Cornell University, Ithaca, NY 14850, USA.
Sci Adv. 2019 Aug 28;5(8):eaax0754. doi: 10.1126/sciadv.aax0754. eCollection 2019 Aug.
"Culture wars" involve the puzzling alignment of partisan identity with disparate policy positions, lifestyle choices, and personal morality. Explanations point to ideological divisions, core values, moral emotions, and cognitive hardwiring. Two "multiple worlds" experiments ( = 4581) tested an alternative explanation based on the sensitivity of opinion cascades to the initial conditions. Consistent with recent studies, partisan divisions in the influence condition were much larger than in the control group (without influence). The surprise is that bigger divisions indicate less predictability. Emergent positions adopted by Republicans and opposed by Democrats in one experimental "world" had the opposite outcome in other parallel worlds. The unpredictability suggests that what appear to be deep-rooted partisan divisions in our own world may have arisen through a tipping process that might just as easily have tipped the other way. Public awareness of this counter-intuitive possibility has the potential to encourage greater tolerance for opposing opinions.

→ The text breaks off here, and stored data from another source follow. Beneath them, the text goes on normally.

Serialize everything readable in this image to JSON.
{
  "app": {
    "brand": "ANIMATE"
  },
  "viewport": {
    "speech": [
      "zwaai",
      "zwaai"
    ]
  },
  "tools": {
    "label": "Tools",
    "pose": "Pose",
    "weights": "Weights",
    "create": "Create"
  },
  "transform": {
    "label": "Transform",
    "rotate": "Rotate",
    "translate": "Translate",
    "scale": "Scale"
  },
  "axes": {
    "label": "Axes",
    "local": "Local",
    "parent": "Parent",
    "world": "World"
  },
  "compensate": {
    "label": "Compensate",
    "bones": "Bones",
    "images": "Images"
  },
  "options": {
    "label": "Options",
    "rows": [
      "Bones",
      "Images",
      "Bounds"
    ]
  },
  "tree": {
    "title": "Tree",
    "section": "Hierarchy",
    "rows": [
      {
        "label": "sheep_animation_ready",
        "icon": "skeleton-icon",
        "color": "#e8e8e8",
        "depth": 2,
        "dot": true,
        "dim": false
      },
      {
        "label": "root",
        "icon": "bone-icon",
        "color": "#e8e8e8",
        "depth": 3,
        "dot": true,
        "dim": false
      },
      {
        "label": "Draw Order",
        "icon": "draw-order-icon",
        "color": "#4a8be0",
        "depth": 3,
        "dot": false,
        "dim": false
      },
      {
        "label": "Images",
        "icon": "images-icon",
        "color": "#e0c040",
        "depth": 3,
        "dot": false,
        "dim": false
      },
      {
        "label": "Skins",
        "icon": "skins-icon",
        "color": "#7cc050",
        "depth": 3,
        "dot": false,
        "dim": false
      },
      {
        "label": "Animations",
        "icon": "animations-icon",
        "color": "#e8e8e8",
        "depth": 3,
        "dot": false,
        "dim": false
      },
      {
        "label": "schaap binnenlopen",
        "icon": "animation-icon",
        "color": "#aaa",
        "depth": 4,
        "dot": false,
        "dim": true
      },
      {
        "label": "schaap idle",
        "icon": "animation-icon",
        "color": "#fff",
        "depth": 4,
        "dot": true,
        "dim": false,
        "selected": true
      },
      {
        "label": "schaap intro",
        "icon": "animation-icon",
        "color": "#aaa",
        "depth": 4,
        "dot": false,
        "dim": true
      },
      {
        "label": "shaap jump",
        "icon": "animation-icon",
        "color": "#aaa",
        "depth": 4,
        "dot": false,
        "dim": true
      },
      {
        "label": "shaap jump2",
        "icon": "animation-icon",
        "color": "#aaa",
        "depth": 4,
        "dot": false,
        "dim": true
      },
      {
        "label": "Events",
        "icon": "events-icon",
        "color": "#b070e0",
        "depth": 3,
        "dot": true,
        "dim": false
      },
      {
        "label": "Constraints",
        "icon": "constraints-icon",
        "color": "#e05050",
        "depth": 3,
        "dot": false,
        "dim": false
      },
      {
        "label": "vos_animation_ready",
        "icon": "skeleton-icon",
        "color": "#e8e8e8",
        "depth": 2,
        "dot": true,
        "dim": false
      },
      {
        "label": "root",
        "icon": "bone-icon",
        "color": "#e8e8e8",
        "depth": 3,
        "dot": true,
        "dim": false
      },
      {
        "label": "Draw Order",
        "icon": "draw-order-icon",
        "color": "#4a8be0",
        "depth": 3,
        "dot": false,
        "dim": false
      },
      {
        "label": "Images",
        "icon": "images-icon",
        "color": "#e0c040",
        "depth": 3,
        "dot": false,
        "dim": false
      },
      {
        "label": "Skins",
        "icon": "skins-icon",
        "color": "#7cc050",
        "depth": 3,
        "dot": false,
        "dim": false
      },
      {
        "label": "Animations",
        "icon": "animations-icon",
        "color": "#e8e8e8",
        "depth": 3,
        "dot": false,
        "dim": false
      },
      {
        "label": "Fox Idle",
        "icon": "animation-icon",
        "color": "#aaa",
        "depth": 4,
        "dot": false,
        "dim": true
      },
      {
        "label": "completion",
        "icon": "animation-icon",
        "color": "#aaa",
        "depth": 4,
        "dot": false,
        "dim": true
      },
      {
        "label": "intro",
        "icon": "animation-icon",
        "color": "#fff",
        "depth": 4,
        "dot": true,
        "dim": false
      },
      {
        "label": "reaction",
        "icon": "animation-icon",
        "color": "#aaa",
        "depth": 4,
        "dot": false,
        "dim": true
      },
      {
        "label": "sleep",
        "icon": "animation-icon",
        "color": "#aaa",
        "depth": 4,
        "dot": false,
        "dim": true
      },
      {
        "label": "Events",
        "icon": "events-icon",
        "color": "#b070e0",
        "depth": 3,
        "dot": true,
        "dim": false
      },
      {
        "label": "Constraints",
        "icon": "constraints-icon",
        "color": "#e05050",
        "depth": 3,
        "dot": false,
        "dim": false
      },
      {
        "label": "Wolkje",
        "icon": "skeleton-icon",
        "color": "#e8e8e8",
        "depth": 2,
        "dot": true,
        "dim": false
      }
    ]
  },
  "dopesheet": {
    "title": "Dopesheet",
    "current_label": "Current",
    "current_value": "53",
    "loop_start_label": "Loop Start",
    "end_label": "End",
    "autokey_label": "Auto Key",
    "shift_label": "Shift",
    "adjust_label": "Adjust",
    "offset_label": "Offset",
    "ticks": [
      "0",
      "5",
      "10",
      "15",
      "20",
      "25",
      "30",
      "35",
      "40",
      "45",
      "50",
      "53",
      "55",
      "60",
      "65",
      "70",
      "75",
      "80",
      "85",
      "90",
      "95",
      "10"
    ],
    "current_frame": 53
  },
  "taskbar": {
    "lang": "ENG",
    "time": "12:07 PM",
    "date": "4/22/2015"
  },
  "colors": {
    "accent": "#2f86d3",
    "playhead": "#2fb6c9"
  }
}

“文化战争”涉及党派身份与不同政策立场、生活方式选择和个人道德之间令人费解的一致。解释指向意识形态分歧、核心价值观、道德情感和认知硬件。两个“多个世界”实验(=4581)基于意见级联对初始条件的敏感性,测试了一个替代解释。与最近的研究一致,影响条件下的党派分歧比对照组(没有影响)大得多。令人惊讶的是,更大的分歧表明可预测性更低。在一个实验“世界”中共和党人采用并遭到民主党人反对的新兴立场在其他平行世界中则相反。这种不可预测性表明,在我们自己的世界中看似根深蒂固的党派分歧可能是通过一个 tipping 过程产生的,而这个 tipping 过程也可能很容易向另一个方向倾斜。公众对这种违反直觉的可能性的认识有可能鼓励人们对相反的意见持更大的宽容态度。